NOTES TO UNAUDITED PRO FORMA CONDENSED COMBINED FINANCIAL STATEMENTS


Note 2 - Unaudited Pro Forma Condensed Combined Statements of Income

The unaudited pro forma condensed combined statements of income for the fiscal year ended December 30, 2017, and fiscal nine months ended September 29, 2018, give effect to the acquisition of SMH by Kadant as if it had taken place as of the beginning of 2017 and are based on the historical statements of income of Kadant for the fiscal year ended December 30, 2017 and the fiscal nine months ended September 29, 2018 and SMH for the year ended December 31, 2017 and nine months ended September 30, 2018.

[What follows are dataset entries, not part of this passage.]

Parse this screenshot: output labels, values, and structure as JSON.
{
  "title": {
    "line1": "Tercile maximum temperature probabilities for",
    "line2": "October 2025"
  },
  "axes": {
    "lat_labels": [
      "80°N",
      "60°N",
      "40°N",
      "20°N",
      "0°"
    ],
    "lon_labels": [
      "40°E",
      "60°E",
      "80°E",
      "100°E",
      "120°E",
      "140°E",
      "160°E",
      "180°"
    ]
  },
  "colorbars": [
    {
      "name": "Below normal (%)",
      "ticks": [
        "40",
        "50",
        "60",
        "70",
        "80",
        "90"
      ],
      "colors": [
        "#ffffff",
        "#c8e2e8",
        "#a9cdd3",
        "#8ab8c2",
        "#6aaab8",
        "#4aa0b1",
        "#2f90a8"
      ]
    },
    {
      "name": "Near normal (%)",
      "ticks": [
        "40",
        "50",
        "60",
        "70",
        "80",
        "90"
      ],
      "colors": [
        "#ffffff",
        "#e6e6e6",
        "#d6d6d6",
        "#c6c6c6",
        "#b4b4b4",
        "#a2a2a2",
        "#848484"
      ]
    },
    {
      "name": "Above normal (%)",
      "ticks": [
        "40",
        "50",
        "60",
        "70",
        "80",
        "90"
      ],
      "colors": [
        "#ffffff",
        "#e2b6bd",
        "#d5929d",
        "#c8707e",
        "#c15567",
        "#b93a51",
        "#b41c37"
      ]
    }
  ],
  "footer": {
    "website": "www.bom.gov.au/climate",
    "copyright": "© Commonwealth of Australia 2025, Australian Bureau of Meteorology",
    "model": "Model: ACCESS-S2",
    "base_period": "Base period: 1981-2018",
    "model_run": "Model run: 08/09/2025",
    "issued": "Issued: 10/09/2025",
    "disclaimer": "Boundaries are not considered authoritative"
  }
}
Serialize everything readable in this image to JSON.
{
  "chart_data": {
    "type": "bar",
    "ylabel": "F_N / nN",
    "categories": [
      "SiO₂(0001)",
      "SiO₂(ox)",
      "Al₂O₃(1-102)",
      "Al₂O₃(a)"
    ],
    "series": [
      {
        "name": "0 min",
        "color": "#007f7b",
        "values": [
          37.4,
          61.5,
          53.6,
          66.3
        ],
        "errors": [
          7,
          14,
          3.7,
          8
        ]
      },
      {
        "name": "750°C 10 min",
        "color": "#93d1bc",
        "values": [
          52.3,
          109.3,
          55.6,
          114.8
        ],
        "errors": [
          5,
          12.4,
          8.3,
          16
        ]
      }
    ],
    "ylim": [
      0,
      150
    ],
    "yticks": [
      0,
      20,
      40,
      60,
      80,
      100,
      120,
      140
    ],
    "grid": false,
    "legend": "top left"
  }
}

The following pro forma adjustments are based on preliminary estimates, which may change as additional information is obtained:
(m)
Record additional depreciation expense associated with fair value adjustments for property, plant, and equipment, which is amortized using the straight-line method over the estimated remaining useful lives of 3 to 14 years for machinery, equipment, and leasehold improvements.

(n)
Record amortization of an intangible liability for an above-market real estate lease, which is amortized using the straight-line method over the remaining contractual life of the lease obligation.

(o)
Eliminate SMH's historical amortization expense associated with its definite-lived intangible assets.

(p)
Record amortization expense associated with the definite-lived intangible assets. The impact of the write-up of acquired backlog of $1,242,000 and $358,000 has been excluded from the pro forma condensed combined statement of income for the fiscal year ended December 30, 2017 and the fiscal nine months ended September 29, 2018, respectively, as it is a non-recurring item.

(q)
Eliminate historical fees paid by SMH for management services under an agreement that terminated upon its acquisition by Kadant.

(r)
Eliminate SMH's historical acquisition transaction costs directly related to its acquisition by Kadant.

(s)
Eliminate SMH's historical interest expense related to debt that was settled prior to the closing of the acquisition.

(t)
Record an increase to interest expense to reflect the additional borrowings of $177,719,000 to fund the acquisition of SMH. Interest expense has been calculated based on interest rates available to Kadant under the Credit Agreement. The weighted average interest rates associated with these borrowings are approximately 4.08% for both the fiscal year ended December 30, 2017 and the fiscal nine months ended September 29, 2018. A variance of 1/8% in interest rates on these borrowings would change interest expense by $222,000 in the fiscal year ended December 30, 2017 and $167,000 in the fiscal nine months ended September 29, 2018.

(u)
Record the income tax effect of the pro forma adjustments and the effect of treating SMH as taxable within Kadant's consolidated U.S. group at an estimated effective tax rate of 45% in fiscal 2017 and 28% in the fiscal nine months ended September 29, 2018. The effective tax rate in fiscal 2017 excludes the impact of the Tax Cut and Jobs Act of 2017 for the remeasurement of SMH's deferred income tax assets and liabilities related to the decrease in the federal corporate income tax rate from 35% to 21% as it is a non-recurring item.